Leslie Redmond, federal prisoner # 31204-177, has appealed the district court’s judgment dismissing his petition for a writ of habeas corpus challenging his convictions for violations of 18 U.S.C. § 924(c)(1)(A). Redmond contends that he was convicted of a nonexistent offense in light of the Supreme Court’s opinion in United States v. O’Brien, 560 U.S. 218, 130 S.Ct. 2169, 176 L.Ed.2d 979 (2010), and that the district court erred in refusing to permit him to challenge his convictions in a 28 U.S.C. § 2241 petition under the Savings Clause of 28 U.S.C. § 2255(e). See Jeffers v. Chandler, 253 F.3d 827, 830 (5th Cir.2001). Redmond bears the burden of showing, inter alia, that his claims are “based on a retroactively applicable Supreme Court decision which establishes that the petitioner may have been convicted of a nonexistent offense.” Reyes-Requena v. United States, 243 F.3d 893, 904 (5th Cir.2001).

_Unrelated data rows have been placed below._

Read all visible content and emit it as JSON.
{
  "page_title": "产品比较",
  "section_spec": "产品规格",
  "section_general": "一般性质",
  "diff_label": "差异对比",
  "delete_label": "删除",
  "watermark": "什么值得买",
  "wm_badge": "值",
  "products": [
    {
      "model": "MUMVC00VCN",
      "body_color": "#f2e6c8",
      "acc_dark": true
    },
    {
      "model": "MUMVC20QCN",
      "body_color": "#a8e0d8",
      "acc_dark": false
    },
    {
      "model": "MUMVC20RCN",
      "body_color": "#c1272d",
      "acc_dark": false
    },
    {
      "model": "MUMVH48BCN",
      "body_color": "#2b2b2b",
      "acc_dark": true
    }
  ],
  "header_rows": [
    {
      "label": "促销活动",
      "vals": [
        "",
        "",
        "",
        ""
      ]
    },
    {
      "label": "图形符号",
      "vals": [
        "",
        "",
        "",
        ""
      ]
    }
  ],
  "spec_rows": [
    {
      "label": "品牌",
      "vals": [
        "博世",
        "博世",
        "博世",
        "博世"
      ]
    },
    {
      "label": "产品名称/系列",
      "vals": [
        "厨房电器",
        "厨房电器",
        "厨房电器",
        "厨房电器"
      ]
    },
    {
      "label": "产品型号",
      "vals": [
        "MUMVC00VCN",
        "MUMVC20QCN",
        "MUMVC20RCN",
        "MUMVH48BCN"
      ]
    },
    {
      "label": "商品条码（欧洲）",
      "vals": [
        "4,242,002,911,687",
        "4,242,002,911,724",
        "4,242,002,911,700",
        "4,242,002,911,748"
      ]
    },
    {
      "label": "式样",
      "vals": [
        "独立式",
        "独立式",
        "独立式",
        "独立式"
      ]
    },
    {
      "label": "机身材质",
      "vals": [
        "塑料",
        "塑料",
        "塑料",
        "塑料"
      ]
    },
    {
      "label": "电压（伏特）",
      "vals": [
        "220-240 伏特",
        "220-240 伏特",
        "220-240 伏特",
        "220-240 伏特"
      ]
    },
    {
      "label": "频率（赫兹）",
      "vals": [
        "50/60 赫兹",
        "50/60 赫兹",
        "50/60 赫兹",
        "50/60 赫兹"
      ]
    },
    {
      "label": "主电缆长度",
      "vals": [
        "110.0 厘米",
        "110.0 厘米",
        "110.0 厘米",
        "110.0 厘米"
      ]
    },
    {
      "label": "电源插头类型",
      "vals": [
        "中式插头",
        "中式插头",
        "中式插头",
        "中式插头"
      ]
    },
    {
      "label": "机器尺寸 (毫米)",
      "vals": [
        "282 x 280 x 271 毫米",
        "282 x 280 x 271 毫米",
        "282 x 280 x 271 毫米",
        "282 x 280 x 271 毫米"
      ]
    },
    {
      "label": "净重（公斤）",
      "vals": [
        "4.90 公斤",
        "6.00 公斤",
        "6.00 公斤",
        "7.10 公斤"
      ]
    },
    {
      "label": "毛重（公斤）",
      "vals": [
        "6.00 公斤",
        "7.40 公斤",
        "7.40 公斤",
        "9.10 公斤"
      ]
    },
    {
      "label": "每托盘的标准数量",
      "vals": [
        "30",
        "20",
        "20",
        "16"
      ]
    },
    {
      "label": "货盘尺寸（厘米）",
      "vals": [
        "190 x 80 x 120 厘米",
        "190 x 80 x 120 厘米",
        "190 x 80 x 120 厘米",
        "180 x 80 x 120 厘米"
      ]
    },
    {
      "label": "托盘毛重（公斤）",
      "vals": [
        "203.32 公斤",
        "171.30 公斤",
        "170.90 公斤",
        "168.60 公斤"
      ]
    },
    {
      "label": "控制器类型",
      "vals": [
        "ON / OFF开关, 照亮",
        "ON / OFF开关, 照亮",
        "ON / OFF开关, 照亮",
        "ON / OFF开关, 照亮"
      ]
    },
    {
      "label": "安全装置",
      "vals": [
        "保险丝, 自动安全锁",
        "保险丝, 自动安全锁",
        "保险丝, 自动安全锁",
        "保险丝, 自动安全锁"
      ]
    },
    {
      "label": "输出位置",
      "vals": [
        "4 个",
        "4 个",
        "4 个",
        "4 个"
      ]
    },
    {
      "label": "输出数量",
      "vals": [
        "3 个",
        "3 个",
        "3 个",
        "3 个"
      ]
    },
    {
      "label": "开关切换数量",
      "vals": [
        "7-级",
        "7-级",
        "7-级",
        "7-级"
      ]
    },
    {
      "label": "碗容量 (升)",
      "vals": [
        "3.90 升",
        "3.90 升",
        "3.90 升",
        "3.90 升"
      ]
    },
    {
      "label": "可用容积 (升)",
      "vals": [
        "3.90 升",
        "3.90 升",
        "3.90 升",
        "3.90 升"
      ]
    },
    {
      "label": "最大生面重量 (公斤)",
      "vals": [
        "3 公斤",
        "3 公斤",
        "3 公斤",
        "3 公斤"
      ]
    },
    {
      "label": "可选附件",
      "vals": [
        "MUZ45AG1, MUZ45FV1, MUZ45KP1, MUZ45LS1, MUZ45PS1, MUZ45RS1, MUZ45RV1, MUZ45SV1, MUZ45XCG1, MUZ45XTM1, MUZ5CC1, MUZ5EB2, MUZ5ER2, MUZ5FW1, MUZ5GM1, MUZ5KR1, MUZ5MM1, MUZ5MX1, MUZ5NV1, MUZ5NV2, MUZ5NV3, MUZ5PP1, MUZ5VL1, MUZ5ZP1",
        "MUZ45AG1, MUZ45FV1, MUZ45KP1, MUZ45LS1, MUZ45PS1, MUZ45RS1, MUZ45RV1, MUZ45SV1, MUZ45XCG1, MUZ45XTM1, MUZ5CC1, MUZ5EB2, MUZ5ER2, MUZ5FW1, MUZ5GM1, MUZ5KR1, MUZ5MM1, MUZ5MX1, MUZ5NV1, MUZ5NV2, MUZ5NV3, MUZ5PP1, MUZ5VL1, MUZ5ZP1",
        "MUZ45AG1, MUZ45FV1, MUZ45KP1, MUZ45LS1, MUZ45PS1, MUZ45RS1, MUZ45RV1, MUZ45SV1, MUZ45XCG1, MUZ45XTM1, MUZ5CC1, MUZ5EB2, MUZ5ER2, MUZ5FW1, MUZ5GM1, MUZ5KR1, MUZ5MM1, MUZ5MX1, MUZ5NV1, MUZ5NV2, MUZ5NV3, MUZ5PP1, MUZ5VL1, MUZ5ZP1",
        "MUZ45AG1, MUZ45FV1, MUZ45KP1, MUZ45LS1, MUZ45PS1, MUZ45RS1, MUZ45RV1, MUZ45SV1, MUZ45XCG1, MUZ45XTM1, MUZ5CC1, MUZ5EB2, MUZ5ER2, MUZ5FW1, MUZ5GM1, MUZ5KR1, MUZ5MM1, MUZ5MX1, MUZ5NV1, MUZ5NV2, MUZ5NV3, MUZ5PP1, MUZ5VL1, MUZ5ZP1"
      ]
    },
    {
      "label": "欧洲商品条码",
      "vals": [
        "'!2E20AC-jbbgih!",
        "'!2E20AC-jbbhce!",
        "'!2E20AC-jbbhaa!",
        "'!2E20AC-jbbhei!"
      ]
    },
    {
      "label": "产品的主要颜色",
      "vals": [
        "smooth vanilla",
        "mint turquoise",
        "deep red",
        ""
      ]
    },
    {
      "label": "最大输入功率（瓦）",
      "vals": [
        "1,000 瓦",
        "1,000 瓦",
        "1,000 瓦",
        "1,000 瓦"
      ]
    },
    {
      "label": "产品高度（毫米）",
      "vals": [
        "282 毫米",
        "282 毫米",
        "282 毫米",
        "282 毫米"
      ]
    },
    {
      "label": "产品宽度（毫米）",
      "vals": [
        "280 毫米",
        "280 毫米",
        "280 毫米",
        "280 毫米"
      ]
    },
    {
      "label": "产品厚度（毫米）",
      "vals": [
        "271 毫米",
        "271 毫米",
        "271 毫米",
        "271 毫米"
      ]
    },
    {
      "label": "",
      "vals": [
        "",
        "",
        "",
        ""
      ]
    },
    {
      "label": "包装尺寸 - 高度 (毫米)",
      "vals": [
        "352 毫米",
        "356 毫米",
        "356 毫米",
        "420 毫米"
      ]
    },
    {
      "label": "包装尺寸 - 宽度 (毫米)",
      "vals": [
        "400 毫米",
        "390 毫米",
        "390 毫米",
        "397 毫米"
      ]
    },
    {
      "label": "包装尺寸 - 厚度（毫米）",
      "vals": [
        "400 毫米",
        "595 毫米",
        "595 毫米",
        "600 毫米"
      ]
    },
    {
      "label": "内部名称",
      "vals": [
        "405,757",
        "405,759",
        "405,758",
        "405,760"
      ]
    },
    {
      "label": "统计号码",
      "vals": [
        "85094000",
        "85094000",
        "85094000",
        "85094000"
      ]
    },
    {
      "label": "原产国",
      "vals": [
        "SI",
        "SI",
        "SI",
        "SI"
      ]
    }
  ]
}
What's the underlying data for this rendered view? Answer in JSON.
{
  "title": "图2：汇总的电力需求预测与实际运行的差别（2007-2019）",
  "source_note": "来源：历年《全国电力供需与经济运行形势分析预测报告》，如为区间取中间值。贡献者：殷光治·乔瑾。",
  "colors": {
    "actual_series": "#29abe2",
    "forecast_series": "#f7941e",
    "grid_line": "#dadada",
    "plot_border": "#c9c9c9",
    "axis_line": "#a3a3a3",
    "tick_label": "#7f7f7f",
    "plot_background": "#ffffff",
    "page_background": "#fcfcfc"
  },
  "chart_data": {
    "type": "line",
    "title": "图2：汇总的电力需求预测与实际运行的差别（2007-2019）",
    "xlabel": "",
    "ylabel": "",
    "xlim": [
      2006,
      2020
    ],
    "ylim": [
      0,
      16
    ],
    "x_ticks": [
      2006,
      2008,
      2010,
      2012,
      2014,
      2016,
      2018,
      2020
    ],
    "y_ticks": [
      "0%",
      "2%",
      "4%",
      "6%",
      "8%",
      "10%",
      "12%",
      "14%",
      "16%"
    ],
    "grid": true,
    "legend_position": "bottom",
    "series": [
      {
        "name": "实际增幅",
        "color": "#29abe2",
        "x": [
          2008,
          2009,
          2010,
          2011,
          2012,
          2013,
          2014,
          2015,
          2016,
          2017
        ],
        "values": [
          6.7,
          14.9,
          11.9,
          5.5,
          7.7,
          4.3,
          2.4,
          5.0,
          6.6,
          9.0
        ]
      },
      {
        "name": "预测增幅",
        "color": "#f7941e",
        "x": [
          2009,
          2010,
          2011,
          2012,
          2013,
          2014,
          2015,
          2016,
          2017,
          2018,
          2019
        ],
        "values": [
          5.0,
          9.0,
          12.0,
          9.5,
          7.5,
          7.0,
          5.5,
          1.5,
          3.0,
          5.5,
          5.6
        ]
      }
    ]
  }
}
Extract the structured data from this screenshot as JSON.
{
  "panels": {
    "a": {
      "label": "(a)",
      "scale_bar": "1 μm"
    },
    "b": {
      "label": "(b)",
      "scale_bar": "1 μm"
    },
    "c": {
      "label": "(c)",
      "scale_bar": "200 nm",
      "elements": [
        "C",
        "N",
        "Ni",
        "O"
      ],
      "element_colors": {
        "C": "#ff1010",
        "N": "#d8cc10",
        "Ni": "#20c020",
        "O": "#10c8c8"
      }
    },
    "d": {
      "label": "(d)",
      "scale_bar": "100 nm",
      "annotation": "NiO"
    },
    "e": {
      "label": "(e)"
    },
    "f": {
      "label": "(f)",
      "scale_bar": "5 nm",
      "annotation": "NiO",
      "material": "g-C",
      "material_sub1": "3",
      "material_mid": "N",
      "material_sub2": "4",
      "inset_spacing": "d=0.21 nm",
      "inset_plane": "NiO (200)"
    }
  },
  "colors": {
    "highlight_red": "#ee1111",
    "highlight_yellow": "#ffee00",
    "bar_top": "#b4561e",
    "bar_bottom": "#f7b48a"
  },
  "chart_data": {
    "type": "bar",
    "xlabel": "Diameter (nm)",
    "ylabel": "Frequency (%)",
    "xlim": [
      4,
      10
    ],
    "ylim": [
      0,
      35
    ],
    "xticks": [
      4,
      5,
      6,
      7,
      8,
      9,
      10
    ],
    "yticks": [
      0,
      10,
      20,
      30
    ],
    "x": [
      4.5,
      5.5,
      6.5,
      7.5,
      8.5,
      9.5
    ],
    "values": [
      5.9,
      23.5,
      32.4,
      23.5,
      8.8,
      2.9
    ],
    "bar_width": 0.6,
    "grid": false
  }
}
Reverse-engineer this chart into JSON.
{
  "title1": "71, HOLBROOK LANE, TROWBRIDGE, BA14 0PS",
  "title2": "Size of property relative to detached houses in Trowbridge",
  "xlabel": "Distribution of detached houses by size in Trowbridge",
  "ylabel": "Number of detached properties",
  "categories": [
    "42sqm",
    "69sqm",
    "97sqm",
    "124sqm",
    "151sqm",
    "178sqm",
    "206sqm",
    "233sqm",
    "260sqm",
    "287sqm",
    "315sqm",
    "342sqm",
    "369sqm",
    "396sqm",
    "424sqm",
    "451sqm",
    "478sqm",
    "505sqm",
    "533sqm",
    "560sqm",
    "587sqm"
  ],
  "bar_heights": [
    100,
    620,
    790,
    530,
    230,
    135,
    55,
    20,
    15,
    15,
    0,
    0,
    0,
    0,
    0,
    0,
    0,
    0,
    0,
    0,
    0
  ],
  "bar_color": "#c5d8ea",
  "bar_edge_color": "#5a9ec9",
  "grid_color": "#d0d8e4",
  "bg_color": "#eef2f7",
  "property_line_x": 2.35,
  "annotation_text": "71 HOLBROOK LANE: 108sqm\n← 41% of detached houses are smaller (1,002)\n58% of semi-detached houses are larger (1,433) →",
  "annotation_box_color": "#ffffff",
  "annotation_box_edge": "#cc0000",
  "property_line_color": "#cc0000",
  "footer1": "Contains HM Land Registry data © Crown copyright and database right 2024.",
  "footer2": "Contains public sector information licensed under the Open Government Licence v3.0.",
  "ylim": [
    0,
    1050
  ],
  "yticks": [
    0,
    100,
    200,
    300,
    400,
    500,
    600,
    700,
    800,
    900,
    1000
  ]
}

Redmond argues that his convictions are invalid because the Government failed to prove beyond a reasonable doubt that he used, carried, or brandished a firearm, an element of his convictions. In O’Brien, the Supreme Court held that the machine gun provision under § 924(c)(l)(B)(ii) was an element of the offense rather than a sentencing factor. O’Brien, 130 S.Ct. at 2173, 2180. O’Brien does not provide a basis for Redmond’s claim, as Redmond makes no assertion that his convictions or sentences were based on the possession of a machine gun or other type of firearm proscribed in § 924(c)(l)(B)(ii). There was no dispute in O’Brien that the Government was required to prove as an element of an offense under § 924(c) that a firearm was used, carried, or possessed by the defendant. O’Brien, 130 S.Ct. at 2172. Such a requirement had been made explicit by the Supreme Court at least by its decision in United States v. Rodriguez-Moreno, 526 U.S. 275, 280, 119 S.Ct. 1239, 143 L.Ed.2d 388 (1999). Redmond cannot show that he was convicted of a nonexistent offense in light of O’Brien. See Reyes-Requena, 243 F.3d at 904.

AFFIRMED. 
      
       Pursuant to 5th Cir. R. 47.5, the court has determined that this opinion should not be published and is not precedent except under the limited circumstances set forth in 5th Cir. R. 47.5.4.